I have some notation questions on the following equation solving:

2+x=5$\iff$x=5-2$\iff$x=3

Would you read the above as "two plus x equals five if and only if x equals five minus two if and only if x equals three" ? Somehow it doesn't sound natural to chain more than one "if and only if".

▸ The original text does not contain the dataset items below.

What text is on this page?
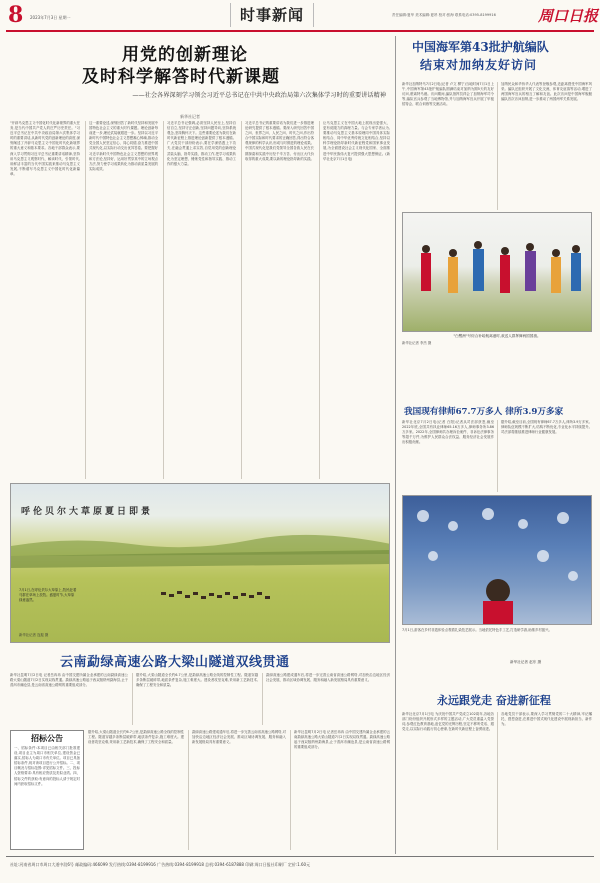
8 2023年7月3日 星期一	时事新闻	责任编辑:夏华 美术编辑:夏昂 校对:张海 联系电话:0395-8199916	周口日报
用党的创新理论
及时科学解答时代新课题
——社会各界深刻学习领会习近平总书记在中共中央政治局第六次集体学习时的重要讲话精神
新华社记者
"开辟马克思主义中国化时代化新境界的重大任务,是当代中国共产党人的庄严历史责任。"习近平总书记在中共中央政治局第六次集体学习时的重要讲话,从新时代党的创新理论的高度,深刻阐述了开辟马克思主义中国化时代化新境界的重大意义和基本要求。各地干部群众表示,要深入学习贯彻习近平总书记重要讲话精神,坚持用马克思主义观察时代、解读时代、引领时代,用鲜活丰富的当代中国实践来推动马克思主义发展,不断谱写马克思主义中国化时代化新篇章。
这一重要论述,深刻回答了新时代坚持和发展中国特色社会主义的重大时代课题。理论创新每前进一步,理论武装就跟进一步。坚持以习近平新时代中国特色社会主义思想凝心铸魂,推动全党全国人民坚定信心、同心同德,奋力推进中国式现代化,以实际行动交出优异答卷。要把握好习近平新时代中国特色社会主义思想的世界观和方法论,坚持好、运用好贯穿其中的立场观点方法,努力使学习成果转化为推动高质量发展的实际成效。
习近平总书记强调,必须坚持人民至上,坚持自信自立,坚持守正创新,坚持问题导向,坚持系统观念,坚持胸怀天下。这些重要论述为我们在新时代新征程上推进理论创新提供了根本遵循。广大党员干部纷纷表示,要在学深悟透上下功夫,在融会贯通上求实效,自觉用党的创新理论武装头脑、指导实践、推动工作,把学习成果转化为坚定理想、锤炼党性和指导实践、推动工作的强大力量。
习近平总书记的重要讲话为我们进一步推进理论研究提供了根本遵循。要深入研究回答中国之问、世界之问、人民之问、时代之问,作出符合中国实际和时代要求的正确回答,得出符合客观规律的科学认识,形成与时俱进的理论成果。中国式现代化是我们党领导全国各族人民在长期探索和实践中历经千辛万苦、付出巨大代价取得的重大成果,要以新的理论指导新的实践。
让马克思主义在中国大地上展现出更强大、更有说服力的真理力量。与会专家学者认为,要推动马克思主义基本原理同中国具体实际相结合、同中华优秀传统文化相结合,坚持以科学理论指导新时代新征程党和国家事业发展,为全面建设社会主义现代化国家、全面推进中华民族伟大复兴提供强大思想保证。(新华社北京7月1日电)
呼伦贝尔大草原夏日即景
7月1日,在呼伦贝尔大草原上,牧民赶着马群在草场上放牧。盛夏时节,大草原绿意盎然。
新华社记者 连振 摄
云南勐绿高速公路大梁山隧道双线贯通
新华社昆明7月2日电 记者岳冉冉 由中国交建所属企业承建的云南勐绿高速公路大梁山隧道7月2日实现双线贯通。勐绿高速公路起于西双版纳州勐海县,止于普洱市澜沧县,是云南省高速公路网的重要组成部分。
据介绍,大梁山隧道全长约6.7公里,是勐绿高速公路全线的控制性工程。隧道穿越多条断层破碎带,地质条件复杂,施工难度大。建设者攻坚克难,采用新工艺新技术,确保了工程安全和质量。
勐绿高速公路建成通车后,将进一步完善云南省高速公路网络,对加快沿边地区经济社会发展、推动区域协调发展、服务和融入新发展格局具有重要意义。
招标公告
一、招标条件:本项目已由相关部门批准建设,项目业主为周口市相关单位,建设资金已落实,招标人为周口市有关单位。项目已具备招标条件,现对该项目进行公开招标。二、项目概况与招标范围:详见招标文件。三、投标人资格要求:具有相应资质及类似业绩。四、招标文件的获取:有意向的投标人请于规定时间内获取招标文件。
据介绍,大梁山隧道全长约6.7公里,是勐绿高速公路全线的控制性工程。隧道穿越多条断层破碎带,地质条件复杂,施工难度大。建设者攻坚克难,采用新工艺新技术,确保了工程安全和质量。
勐绿高速公路建成通车后,将进一步完善云南省高速公路网络,对加快沿边地区经济社会发展、推动区域协调发展、服务和融入新发展格局具有重要意义。
新华社昆明7月2日电 记者岳冉冉 由中国交建所属企业承建的云南勐绿高速公路大梁山隧道7月2日实现双线贯通。勐绿高速公路起于西双版纳州勐海县,止于普洱市澜沧县,是云南省高速公路网的重要组成部分。
中国海军第43批护航编队
结束对加纳友好访问
新华社加纳特马7月2日电(记者 卢文 柳宁)当地时间7月1日上午,中国海军第43批护航编队圆满结束对加纳为期5天的友好访问,驶离特马港。访问期间,编队指挥员拜会了加纳海军司令等,编队官兵参观了当地博物馆,并与加纳海军官兵开展了甲板招待会、联合训练等交流活动。
加纳民众和华侨华人代表等登舰参观,近距离感受中国海军风采。编队还组织开展了文化交流、体育友谊赛等活动,增进了两国海军官兵的相互了解和友谊。此次访问是中国海军舰艇编队首次访问加纳,进一步推动了两国两军关系发展。
"白鹭洲"号综合补给舰离港时,欢送人群挥舞两国国旗。
新华社记者 李杰 摄
我国现有律师67.7万多人 律所3.9万多家
新华社北京7月2日电(记者 白阳)记者从司法部获悉,截至2022年底,全国共有执业律师65.16万多人,律师事务所3.86万多家。2022年,全国律师共办理诉讼案件、非诉讼法律事务等超千万件,为维护人民群众合法权益、服务经济社会发展作出积极贡献。
据介绍,截至目前,全国现有律师67.7万多人,律所3.9万多家。律师队伍规模不断扩大,结构不断优化,专业化水平持续提升。司法部将继续推进律师行业健康发展。
7月1日,游客在乡村非遗体验点观看扎染技艺展示。当地依托特色手工艺,打造研学游,助推乡村振兴。
新华社记者 赵东 摄
永远跟党走 奋进新征程
新华社北京7月1日电 为庆祝中国共产党成立102周年,各地各部门纷纷组织开展形式多样的主题活动,广大党员重温入党誓词,参观红色教育基地,追忆党的光辉历程,坚定不移听党话、跟党走,以实际行动践行初心使命,在新时代新征程上奋勇前进。
各地党员干部表示,要深入学习贯彻党的二十大精神,牢记嘱托、感恩奋进,在推进中国式现代化建设中展现新担当、新作为。
社址:河南省周口市周口大道中段6号 邮政编码:466099 发行热线:0394-8199916 广告热线:0394-8199918 总机:0394-6187888 印刷:周口日报社印刷厂 定价:1.60元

What's the notation to use and how do you read it when you are not interested in the "reverse direction". E.g. I want to write something like:

x=2 $\implies\ x^2$=4

... where using $\iff$ would be a mistake. Is the $\implies\ $ symbol acceptable and how do you read it?

  • 1
    I read the first as "is equivalent to", and the next as "which is equivalent to", if I bother to verbalize them at all. The symbol "$\Rightarrow$" is read "implies". – David Mitra Jan 14 '14 at 21:19
  • Following David's comment above: the code to make the $\implies$ arrow is \implies, which serves for verification and future reference. – Ben Grossmann Jan 14 '14 at 21:21
  • It's worth noting that in formal logic, $p \leftrightarrow q \leftrightarrow r$ does not actually mean $(p \leftrightarrow q) \text{ and } (q \leftrightarrow r),$ but rather, $p \leftrightarrow (q \leftrightarrow r).$ They aren't equivalent. (In mathematics though, $p \Leftrightarrow q \Leftrightarrow r$ is indeed safely verbalised as per David's above suggestion.) – ryang Nov 19 '21 at 17:39

1 Answers1

0

The statement $a\iff b$ ($a$ "if and only if" or "iff" $b$) is equivalent to saying $a \implies b$ ("$a$ implies $b$") and $b \implies a$ ("$b$ implies $a$"). So, $2+x = 5 \iff x = 5-2$ means that if $2+ x= 5$, $x = 5-2$ and if $x = 5-2$, $2+x=5$. This isn't usually necessary in proving something like what you have here (I usually just resort to $2+x = 5 \implies x = 5-2$), but it is to make clear that each statement implies the other.